I piccioni volavano via spaventati e la gente si scostava mentre io avanzavo zigzagando tra la folla; una donna suonava la sua chitarra all’angolo. Il palazzo era aperto solo durante l’orario d’ufficio, ma in quanto CEO conoscevo il codice di accesso della porta principale e non avevo bisogno delle chiavi. Fino a quel giorno avrei potuto onestamente affermare che non mi ero mai introdotto nel mio palazzo in questo modo.
Dopo aver nervosamente chiamato per sedici volte l’ascensore, inserito un altro codice e aver atteso impaziente la fine della corsa, misi piede al quindicesimo piano sudato fradicio e marciai direttamente verso l’ufficio delle risorse umane.

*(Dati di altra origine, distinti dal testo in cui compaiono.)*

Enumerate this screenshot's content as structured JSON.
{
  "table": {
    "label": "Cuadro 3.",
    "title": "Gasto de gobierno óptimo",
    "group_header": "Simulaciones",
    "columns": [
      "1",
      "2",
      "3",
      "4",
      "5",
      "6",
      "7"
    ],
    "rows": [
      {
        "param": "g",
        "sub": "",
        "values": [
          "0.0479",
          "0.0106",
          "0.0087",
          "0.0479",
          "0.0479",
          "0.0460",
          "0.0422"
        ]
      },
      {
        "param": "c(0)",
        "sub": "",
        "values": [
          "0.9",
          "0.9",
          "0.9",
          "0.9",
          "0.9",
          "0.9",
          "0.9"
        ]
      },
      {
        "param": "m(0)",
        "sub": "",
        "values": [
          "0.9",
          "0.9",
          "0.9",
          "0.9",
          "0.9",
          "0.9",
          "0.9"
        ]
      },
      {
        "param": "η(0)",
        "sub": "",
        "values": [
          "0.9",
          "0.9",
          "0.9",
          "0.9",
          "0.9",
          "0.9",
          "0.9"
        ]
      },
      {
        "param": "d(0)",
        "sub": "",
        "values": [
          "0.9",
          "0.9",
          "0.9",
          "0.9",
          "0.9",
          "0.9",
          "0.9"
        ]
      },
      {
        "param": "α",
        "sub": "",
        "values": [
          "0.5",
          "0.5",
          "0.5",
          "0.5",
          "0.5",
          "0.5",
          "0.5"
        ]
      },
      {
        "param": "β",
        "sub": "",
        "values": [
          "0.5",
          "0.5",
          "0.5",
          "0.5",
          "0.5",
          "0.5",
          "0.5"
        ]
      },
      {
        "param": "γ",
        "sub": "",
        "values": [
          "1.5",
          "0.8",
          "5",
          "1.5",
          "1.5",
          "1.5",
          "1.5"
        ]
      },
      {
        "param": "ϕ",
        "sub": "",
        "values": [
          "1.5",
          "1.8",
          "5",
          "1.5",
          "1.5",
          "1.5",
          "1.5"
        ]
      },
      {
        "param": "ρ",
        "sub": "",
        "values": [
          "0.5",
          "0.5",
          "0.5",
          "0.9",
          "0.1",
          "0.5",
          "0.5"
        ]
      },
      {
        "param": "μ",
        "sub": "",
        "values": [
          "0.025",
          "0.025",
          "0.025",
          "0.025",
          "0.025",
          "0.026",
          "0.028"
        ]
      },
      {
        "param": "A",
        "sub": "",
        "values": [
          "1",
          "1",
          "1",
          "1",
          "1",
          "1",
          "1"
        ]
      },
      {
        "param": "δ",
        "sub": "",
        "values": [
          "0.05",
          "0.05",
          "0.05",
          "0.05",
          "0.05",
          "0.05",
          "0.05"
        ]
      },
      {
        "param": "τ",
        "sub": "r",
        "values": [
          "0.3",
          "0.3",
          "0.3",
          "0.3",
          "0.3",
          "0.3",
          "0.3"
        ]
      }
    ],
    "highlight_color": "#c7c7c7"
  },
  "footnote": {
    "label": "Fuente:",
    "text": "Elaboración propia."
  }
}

Le luci erano abbassate e, ancora una volta, mi trovai di fronte a una porta chiusa: quella dell’ufficio di Cynthia. Ma niente avrebbe potuto fermarmi a quel punto: né una porta e men che meno i miei principi morali. Corsi nel mio ufficio quasi con uno sprint e iniziai a frugare nella mia scrivania, aprendo di scatto i cassetti uno per uno alla ricerca del mio passe-partout, che apriva tutte le porte degli uffici individuali. Non lo usavo da anni, per cui dovetti rovistare a lungo tra mucchi di cose inutili prima di trovarlo.
Priorità di domani: riordinare la mia scrivania. Urgentemente.
Tra le dita, ancora sporche di residui di fango del campo sotto le unghie, stringevo forte il passe-partout e corsi di nuovo lungo il corridoio.
Un giro, un clic , ed entrai, per trovarmi ufficialmente a un passo dal violare una mezza dozzina di leggi sulla privacy.
Tirai un sospiro di sollievo quando il cassetto dello schedario si aprì senza problemi, al che scoppiai a ridere come uno squilibrato, prima di iniziare a biascicare tra me e me: «Cazzo, naturalmente non è chiuso a chiave. Non è che Cynthia si aspettasse che un cazzo di psicopatico le entrasse di nascosto nell’ufficio e iniziasse a frugare ovunque».
Come ali svolazzanti, le mie dita volarono a sfogliare le varie etichette, consapevole che Cynthia seguiva un rigido sistema di archiviazione. Non c’era mai niente fuori posto o in disordine e trovarlo sarebbe stato abbastanza facile.
La sfida consisteva nell’individuare le parole esatte con cui era stato etichettato, ma meno di cinque minuti stavo estraendo l’oggetto della mia ricerca dal suo posto e lo stavo spalancando.
Seguendo con il dito le file di nomi di impiegati, iniziai a scorrere lungo la pagina, mormorando i vari cognomi finché quello che cercavo non spiccò distintamente ai miei occhi.
«Cummings, Georgia». Iniziai a far scivolare il dito di lato, come in un sogno al rallentatore, fino a che le parole nella colonna accanto non decretarono il mio destino in un inequivocabile grassetto.
BottaDiRose.
Come recitava la canzone, Un qualcosa di meraviglioso, cazzo.